Over the long-term, pounding down sugar, which causes up- and down-swings in insulin, contributes to the shrinking of your hippocampus, which is a hallmark symptom of Alzheimer’s disease. (Your hippocampus takes care of much of the formation, organization, storage, and the recall of memories.)
The authors of the study suggest that strategies aimed at lowering glucose levels even in the normal range may beneficially influence cognition in the older population, and can help prevent brain problems if started at a younger age.
Blood Sugar Levels That are Called Normal May Still Be High Enough to Cause Problems
Normally, a fasting blood sugar level between 100-125 mg/dl is diagnosed as a pre-diabetic state. A fasting blood sugar level of 90-100 is considered normal. But in addition to the featured research, other studies have also found that brain atrophy occurs even in this supposed normal blood sugar range.

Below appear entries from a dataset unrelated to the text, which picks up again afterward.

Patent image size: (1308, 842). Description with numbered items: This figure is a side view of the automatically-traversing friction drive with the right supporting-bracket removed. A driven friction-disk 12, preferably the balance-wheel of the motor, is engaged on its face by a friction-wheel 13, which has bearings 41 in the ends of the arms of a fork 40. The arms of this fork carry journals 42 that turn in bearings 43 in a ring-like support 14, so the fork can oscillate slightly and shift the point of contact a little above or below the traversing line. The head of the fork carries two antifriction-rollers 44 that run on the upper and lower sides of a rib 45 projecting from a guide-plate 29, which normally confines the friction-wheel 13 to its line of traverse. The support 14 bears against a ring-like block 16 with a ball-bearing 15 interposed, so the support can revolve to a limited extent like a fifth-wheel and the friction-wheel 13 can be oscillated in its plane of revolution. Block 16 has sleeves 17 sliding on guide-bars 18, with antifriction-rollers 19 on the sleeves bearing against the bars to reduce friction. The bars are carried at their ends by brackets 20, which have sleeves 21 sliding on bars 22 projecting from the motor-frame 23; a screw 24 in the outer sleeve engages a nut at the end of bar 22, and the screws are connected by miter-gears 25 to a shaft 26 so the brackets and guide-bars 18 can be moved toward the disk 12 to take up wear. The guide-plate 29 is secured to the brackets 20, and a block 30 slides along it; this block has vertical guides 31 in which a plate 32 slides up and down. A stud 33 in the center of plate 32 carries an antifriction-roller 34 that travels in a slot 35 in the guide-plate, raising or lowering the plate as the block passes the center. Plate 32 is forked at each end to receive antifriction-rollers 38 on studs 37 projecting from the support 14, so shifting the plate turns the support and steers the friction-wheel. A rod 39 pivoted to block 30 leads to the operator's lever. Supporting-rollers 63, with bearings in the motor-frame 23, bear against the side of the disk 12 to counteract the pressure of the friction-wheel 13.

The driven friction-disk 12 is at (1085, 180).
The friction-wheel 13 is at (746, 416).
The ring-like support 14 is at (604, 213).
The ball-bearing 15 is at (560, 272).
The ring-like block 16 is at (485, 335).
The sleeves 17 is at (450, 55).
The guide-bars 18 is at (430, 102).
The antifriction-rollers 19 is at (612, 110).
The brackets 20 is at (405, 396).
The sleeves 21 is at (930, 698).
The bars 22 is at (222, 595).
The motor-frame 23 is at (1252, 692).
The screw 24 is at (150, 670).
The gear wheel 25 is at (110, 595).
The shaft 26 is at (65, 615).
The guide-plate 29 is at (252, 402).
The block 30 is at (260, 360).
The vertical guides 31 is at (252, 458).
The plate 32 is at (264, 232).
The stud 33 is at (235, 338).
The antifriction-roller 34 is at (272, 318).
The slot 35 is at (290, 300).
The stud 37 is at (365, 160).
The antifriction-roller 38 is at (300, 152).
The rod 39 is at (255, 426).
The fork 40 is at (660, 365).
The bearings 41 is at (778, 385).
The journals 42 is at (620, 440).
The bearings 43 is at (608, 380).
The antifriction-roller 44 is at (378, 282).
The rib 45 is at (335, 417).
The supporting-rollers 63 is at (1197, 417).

A team of neurologists insists that being very strict in limiting your consumption of sugar and non-vegetable carbs is one of THE most important steps you can take to prevent Alzheimer’s disease and memory loss.
They cite research from the Mayo Clinic, which found that diets rich in sugary carbohydrates, such as breads and sweets and pastas, are associated with an 89 percent increased risk for dementia.
On the other hand, high-fat diets are associated with a 44 percent reduced risk for dementia. The brain needs fat, folks. Not fried and scorched fats, but fats like eggs, olive oil, moderately cooked meats, cheeses, and the like.
Sugar is extremely addictive. You’re not going to get off of it immediately, and if you’re already a diabetic you’re going to try to justify to yourself that you need those sugar shots every day. Those folks aside the rest of you should work hard on getting as much sugar out of your diet as you possibly can. It will immediately help you think better, feel better, and will definitely help your overall health.
Eggs are one of the best sources of fats you can find. Scramble them in olive oil in the morning, leave off the toast and add a banana, and you’ll start your day with a double dose of brain food that will help you all day long.
For your health: Ruddy Adam
On a side note: drink lemon water to detox and get free of all that deadly sugar.